中京の米国製トランザーフィルターの効用。工具の品質向上ほか、多数のメリット享受。川瀬製造次長
回転工具の設備増強で6月に工具研削盤を導入。その濾過機としてトランザーフィルターを設備した。砥石や機械の寿命にも貢献できそう、と川瀬次長は語った
- 「見てください。新品の様な透明感でしょ?」‐そう言って、米国製トランザーフィルターでろ過された研削液を指さしながら川瀬敦博製造部次長は笑った。
- 今年6月、回転工具用の設備増強で、NC工具研削盤を導入し、その研削液の濾過装置として、設備された。
- 「イニシャルコストの高さを気にする人もいるようだが、たとえそうであっても、この『マイナス面』をカバーして余りあるほどのメリットがある。濾過能力の高さはもちろん、メンテナンスフリーであり、クーラントも変えることがない。工具を傷つけず、砥石も長持ちする」。
- 導入効果は期待以上「スラッジが機械に付着して、機械部品そのものを傷つけることから解放された。高い濾過能力そのものが、機械の寿命を伸ばすことに寄与するし、高い研削液をほとんど購入することなく(付け足すだけ)、使い続けられる。言わば、直接、『出銭』を減らせるメリットに通じる。すでに来年にも、もう一台米国製トランザーフィルターを設備する計画だ」そうだ。

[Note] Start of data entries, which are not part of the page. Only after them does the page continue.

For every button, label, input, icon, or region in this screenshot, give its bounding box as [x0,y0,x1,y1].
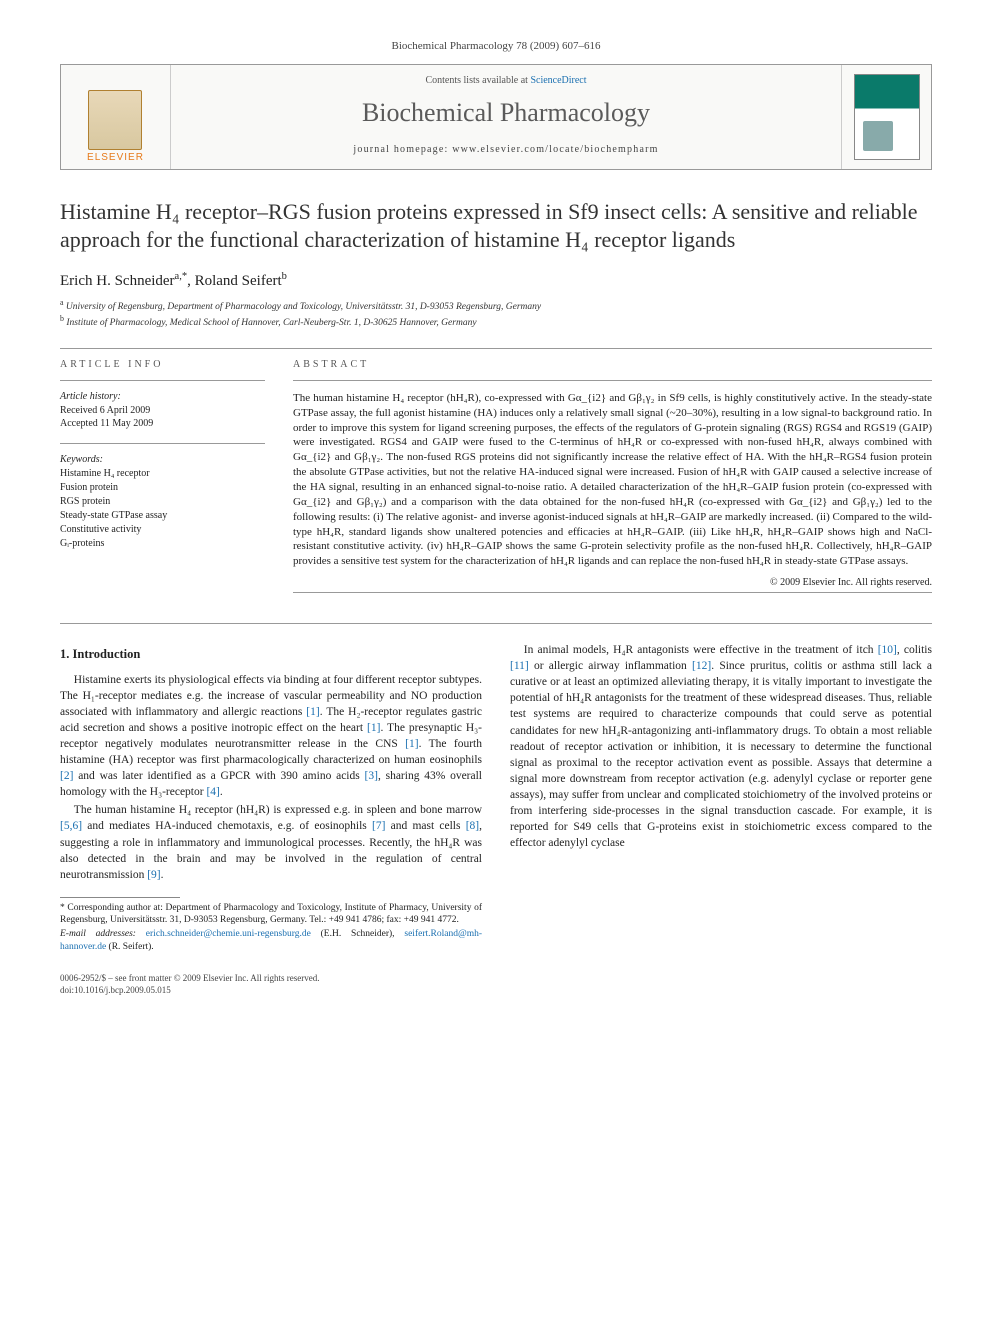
keyword: Fusion protein [60,481,265,495]
keyword: Constitutive activity [60,523,265,537]
intro-para-3: In animal models, H₄R antagonists were e… [510,642,932,851]
section-heading-intro: 1. Introduction [60,646,482,664]
keyword: Gᵢ-proteins [60,537,265,551]
info-abstract-row: ARTICLE INFO Article history: Received 6… [60,359,932,603]
keywords-block: Keywords: Histamine H₄ receptor Fusion p… [60,454,265,551]
author-2-aff: b [282,271,287,282]
affiliation-b-text: Institute of Pharmacology, Medical Schoo… [66,318,476,328]
publisher-name: ELSEVIER [87,152,144,163]
intro-para-1: Histamine exerts its physiological effec… [60,672,482,801]
keyword: RGS protein [60,495,265,509]
email-link-1[interactable]: erich.schneider@chemie.uni-regensburg.de [146,929,311,939]
contents-prefix: Contents lists available at [425,75,530,86]
email-label: E-mail addresses: [60,929,146,939]
history-label: Article history: [60,391,265,402]
article-info-heading: ARTICLE INFO [60,359,265,370]
affiliations: a University of Regensburg, Department o… [60,298,932,330]
homepage-url: www.elsevier.com/locate/biochempharm [452,144,658,155]
article-history: Article history: Received 6 April 2009 A… [60,391,265,431]
intro-para-2: The human histamine H₄ receptor (hH₄R) i… [60,802,482,882]
abstract-copyright: © 2009 Elsevier Inc. All rights reserved… [293,577,932,588]
email-who-2: (R. Seifert). [106,942,154,952]
journal-title: Biochemical Pharmacology [179,98,833,128]
affiliation-a: a University of Regensburg, Department o… [60,298,932,314]
corresponding-footnote: * Corresponding author at: Department of… [60,902,482,953]
authors: Erich H. Schneidera,*, Roland Seifertb [60,271,932,290]
divider [60,380,265,381]
corr-text: Corresponding author at: Department of P… [60,903,482,925]
author-1: Erich H. Schneider [60,273,175,289]
divider [293,592,932,593]
affiliation-b: b Institute of Pharmacology, Medical Sch… [60,314,932,330]
article-info-col: ARTICLE INFO Article history: Received 6… [60,359,265,603]
divider [60,623,932,624]
elsevier-tree-icon [88,90,142,150]
divider [60,443,265,444]
journal-cover-icon [854,74,920,160]
sciencedirect-link[interactable]: ScienceDirect [530,75,586,86]
page-footer: 0006-2952/$ – see front matter © 2009 El… [60,973,932,996]
divider [60,348,932,349]
abstract-heading: ABSTRACT [293,359,932,370]
article-title: Histamine H₄ receptor–RGS fusion protein… [60,198,932,253]
accepted-date: Accepted 11 May 2009 [60,417,265,431]
keywords-label: Keywords: [60,454,265,465]
footnote-divider [60,897,180,898]
author-1-aff: a,* [175,271,188,282]
author-2: , Roland Seifert [187,273,282,289]
abstract-text: The human histamine H₄ receptor (hH₄R), … [293,391,932,569]
homepage-prefix: journal homepage: [353,144,452,155]
body-columns: 1. Introduction Histamine exerts its phy… [60,642,932,955]
banner-center: Contents lists available at ScienceDirec… [171,65,841,169]
email-who-1: (E.H. Schneider), [311,929,405,939]
elsevier-logo: ELSEVIER [87,90,144,163]
affiliation-a-text: University of Regensburg, Department of … [66,302,541,312]
journal-homepage: journal homepage: www.elsevier.com/locat… [179,144,833,155]
publisher-logo-box: ELSEVIER [61,65,171,169]
journal-banner: ELSEVIER Contents lists available at Sci… [60,64,932,170]
keyword: Steady-state GTPase assay [60,509,265,523]
keyword: Histamine H₄ receptor [60,467,265,481]
received-date: Received 6 April 2009 [60,404,265,418]
footer-doi: doi:10.1016/j.bcp.2009.05.015 [60,985,932,997]
contents-available: Contents lists available at ScienceDirec… [179,75,833,86]
cover-thumb-box [841,65,931,169]
abstract-col: ABSTRACT The human histamine H₄ receptor… [293,359,932,603]
footer-copyright: 0006-2952/$ – see front matter © 2009 El… [60,973,932,985]
divider [293,380,932,381]
header-citation: Biochemical Pharmacology 78 (2009) 607–6… [60,40,932,52]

- 現在、当該設備の稼働時間は月間、200時間以上。回転工具の需要をにらみながら、増えていく勢いにある。 中京の拠点工場である豊明工場では、自動車部品加工向けがメインを成す。
- 「EV車への対応として、チッピングレス工具を狙っていくことも念頭にある。また、数年前から航空機の分野にも、少しずつ、手がけるようになってきた」。
- 設備増強という点では、PCD工具の刃付けの仕上げ加工で、最新鋭のワイヤカットを10月に導入したばかりだ。
- 「NC機だけではなく、匠の技を駆使していくことも追求している。汎用機は20台以上、レトロフィット(改良を加えてオーバーホール)しながら、他社との差別化を図る可能性を展望している」。
- PCD、CBN工具の特殊対応で実績を積み重ねる一方、ここ数年来は標準工具の販売でも徐々に成果を挙げてきた。
- 「特にPCDエコ・へリックスは、波長の短いもの、ネジレの強いもの、樹脂対応・・・というようにバリエーションを豊富化して、ニーズに応えながら、市場を拡大させてきている」。
- 設備は、生産性アップを目指す加工方法に着手するためにも必要、との考え方を示しながら川瀬次長は「来年は一億円程度の設備投資を実行したい」とアグレッシブな姿勢を崩さない。